3. Betriebsverfassungsrecht
Nach einem aktuellen, aber noch nicht rechtskräftigen Urteil des LAG München muss der Arbeitgeber den Betriebsrat grundsätzlich über jede Schwangerschaft informieren. Rechtsgrundlage für den den Informationsanspruch des Betriebsrats sei § 80 Abs. 1 Nr. 1 i.V.m. mit Abs. 2 Satz 1 BetrVG. Nach Ansicht des LAG müsse der Betriebsrat über jede Schwangerschaft informiert werden, um seine zwingenden Überwachungsaufgaben im Rahmen der Einhaltung von Arbeitsschutzvorschriften vornehmen zu können, (LAG München, 27.09.2017 - 11 TaBV 36/17).
Ob die schwangere Mitarbeiterin mit der Information der Mitarbeitervertretung einverstanden ist, soll dagegen unerheblich sein. Der Betriebsrat ist nach Ansicht des LAG sogar zu informieren, wenn die Mitarbeiterin der Bekanntgabe ihrer Schwangerschaft ausdrücklich widerspricht. Das Recht der Schwangeren auf informationelle Selbstbestimmung bestehe nur in Grenzen anderer, ebenso wichtiger Interessen, wie etwa Gesundheit und Aufgabenerfüllung des Betriebsrats. Auch das Bundesdatenschutzgesetz stehe dem nicht entgegen. Nach diesen Bestimmungen ist es zwar unzulässig, persönliche Daten an Dritte weiterzugeben – jedoch ist der Betriebsrat nicht Dritter i.S.d. Datenschutzes, sondern nach Ansicht des LAG ein Teil des Unternehmens. Diese Auffassung scheint im Kern auch das BAG zu vertreten, das den Rechtsstreit an das LAG zurückverwiesen hat (BAG, 09.04.2019, 1 ABR 51/17). Das BAG hat jedoch bemängelt, dass der konkrete Aufgaben- und Überwachungsbereich des Betriebsrats im Streitfall nicht ausreichend dargelegt worden sei, weshalb in der Sache noch keine endgültige Entscheidung gefallen ist.
Praxistipp:
In jedem Fall muss die Mitarbeiterin vom Arbeitgeber schriftlich belehrt werden, wenn der Betriebsrat über ihre Schwangerschaft informiert wird.
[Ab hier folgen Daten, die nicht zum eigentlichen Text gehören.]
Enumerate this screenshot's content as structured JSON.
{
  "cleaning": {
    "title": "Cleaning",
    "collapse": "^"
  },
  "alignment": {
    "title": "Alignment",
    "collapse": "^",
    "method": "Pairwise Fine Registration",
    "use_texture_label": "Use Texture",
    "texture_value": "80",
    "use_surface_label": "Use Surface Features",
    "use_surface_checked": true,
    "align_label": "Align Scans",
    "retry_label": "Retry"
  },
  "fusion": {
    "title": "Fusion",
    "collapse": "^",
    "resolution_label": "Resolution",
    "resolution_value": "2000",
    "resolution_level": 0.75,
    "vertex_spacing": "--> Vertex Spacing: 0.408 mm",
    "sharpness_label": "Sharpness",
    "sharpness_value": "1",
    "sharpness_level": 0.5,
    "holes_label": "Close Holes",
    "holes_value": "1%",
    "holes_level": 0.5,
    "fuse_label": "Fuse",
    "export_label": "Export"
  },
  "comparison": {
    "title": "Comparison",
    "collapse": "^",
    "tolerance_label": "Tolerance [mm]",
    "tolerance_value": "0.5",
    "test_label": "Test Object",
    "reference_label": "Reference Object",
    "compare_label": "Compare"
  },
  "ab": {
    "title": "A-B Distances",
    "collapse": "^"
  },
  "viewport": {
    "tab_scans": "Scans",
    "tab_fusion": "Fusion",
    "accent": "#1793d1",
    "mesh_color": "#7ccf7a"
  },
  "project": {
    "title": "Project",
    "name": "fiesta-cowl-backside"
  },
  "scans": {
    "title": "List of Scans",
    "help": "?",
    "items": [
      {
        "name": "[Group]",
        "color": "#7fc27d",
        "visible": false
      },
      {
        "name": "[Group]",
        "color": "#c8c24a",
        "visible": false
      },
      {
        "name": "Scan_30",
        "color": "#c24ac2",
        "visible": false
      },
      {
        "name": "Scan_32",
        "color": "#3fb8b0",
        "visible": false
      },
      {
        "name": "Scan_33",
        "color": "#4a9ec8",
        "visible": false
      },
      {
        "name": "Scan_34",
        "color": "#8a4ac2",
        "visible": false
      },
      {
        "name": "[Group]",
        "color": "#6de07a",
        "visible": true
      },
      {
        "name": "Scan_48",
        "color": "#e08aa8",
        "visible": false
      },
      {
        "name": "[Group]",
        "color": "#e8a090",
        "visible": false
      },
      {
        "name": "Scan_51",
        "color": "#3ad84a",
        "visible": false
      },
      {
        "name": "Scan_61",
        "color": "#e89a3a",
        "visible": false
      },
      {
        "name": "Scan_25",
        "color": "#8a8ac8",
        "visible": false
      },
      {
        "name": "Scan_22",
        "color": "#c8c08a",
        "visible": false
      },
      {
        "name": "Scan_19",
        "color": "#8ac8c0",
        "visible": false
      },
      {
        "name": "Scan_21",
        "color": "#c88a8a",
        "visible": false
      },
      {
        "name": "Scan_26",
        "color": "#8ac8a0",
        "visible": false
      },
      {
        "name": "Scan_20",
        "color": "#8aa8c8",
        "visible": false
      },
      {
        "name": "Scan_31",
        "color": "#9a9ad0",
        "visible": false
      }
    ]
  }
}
Bis eine abschließende Entscheidung vorliegt, müssen Arbeitgeber damit rechnen, dass ein Betriebsrat versuchen könnte, einen Informationsanspruch gerichtlich durchzusetzen. Über eine Betriebsvereinbarung könnten jedoch der Umfang der Unterrichtungspflicht bis zum Erlass einer endgültigen Entscheidung betriebsintern geregelt werden.
4. Sonstige Regelungen
Für werdende Mütter muss eine Gelegenheit vorhanden sein, während der Pausen, erforderlichenfalls auch während der Arbeitszeit, liegend ausruhen zu können, § 9 MuSchG.
Für notwendige Untersuchungen im Rahmen der Schwangerschaft und während der Mutterschaft hat der Arbeitgeber gem. § 16 MuSchG jede Mitarbeiterin für die Zeit freizustellen, die zur Durchführung der Untersuchungen notwendig ist. Dies gilt auch für Arbeitnehmerinnen, die nicht in der gesetzlichen Krankenversicherung versichert sind. Ein Entgeltausfall darf hierdurch nicht eintreten.